As the uprising unfolded, targeted assassinations became a regularly used weapon in the armoury of the Israel military, especially in Gaza, where arrests would later become less easy than in the West Bank. The highest-profile were those of Hamas leaders Ahmed Yassin and Abdel Aziz Rantisi in 2005, and of Said Siyam in the most recent offensive. But the targeting of lower-level militants, like the one killed in the operation described by the former soldier, became sufficiently common to attract little comment.
The incident described by the ex-soldier appears almost trivial by comparison with so much that has happened since in Gaza, culminating in more than 1,200 Palestinian casualties inflicted by Operation Cast Lead this January. It might have been forgotten by all except those directly affected, if it had not been for the highly unusual account of it he gave to Breaking the Silence, which has collected testimony from hundreds of former troops concerned about what they saw and did – including abuses of Palestinians – during their service in the occupied territories.
That account, expanded on in an interview with the IoS, and broadly corroborated by another soldier's testimony to Breaking the Silence, directly challenges elements of the military's official version at the time, while casting new light on the tactic of targeted assassination by the Israeli Defence Forces (IDF). So do comments by the father of one of the Palestinians killed, and one who survived, also traced by the IoS.
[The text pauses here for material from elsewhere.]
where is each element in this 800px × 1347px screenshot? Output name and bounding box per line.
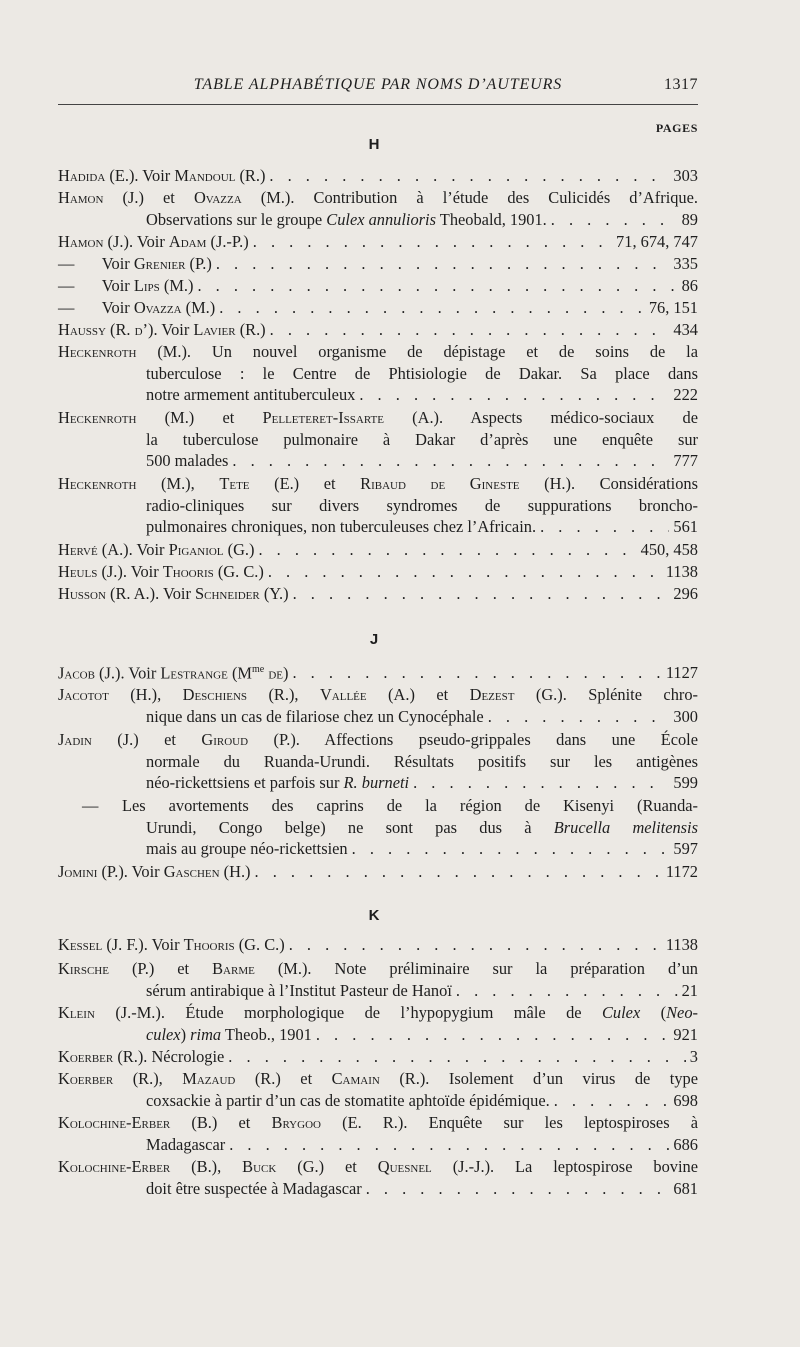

Our source cannot be identified by name, not least because by finally deciding to talk about what happened, he could theoretically be charged abroad for his direct role in an assassination of the sort most Western countries regard as a grave breach of international law. From a good home, and now integrated into civilian life in the Tel Aviv area, the former soldier is about 30. Intelligent and articulate, and with a detailed memory of many aspects, he is scrupulous in admitting his recall of other points may be defective.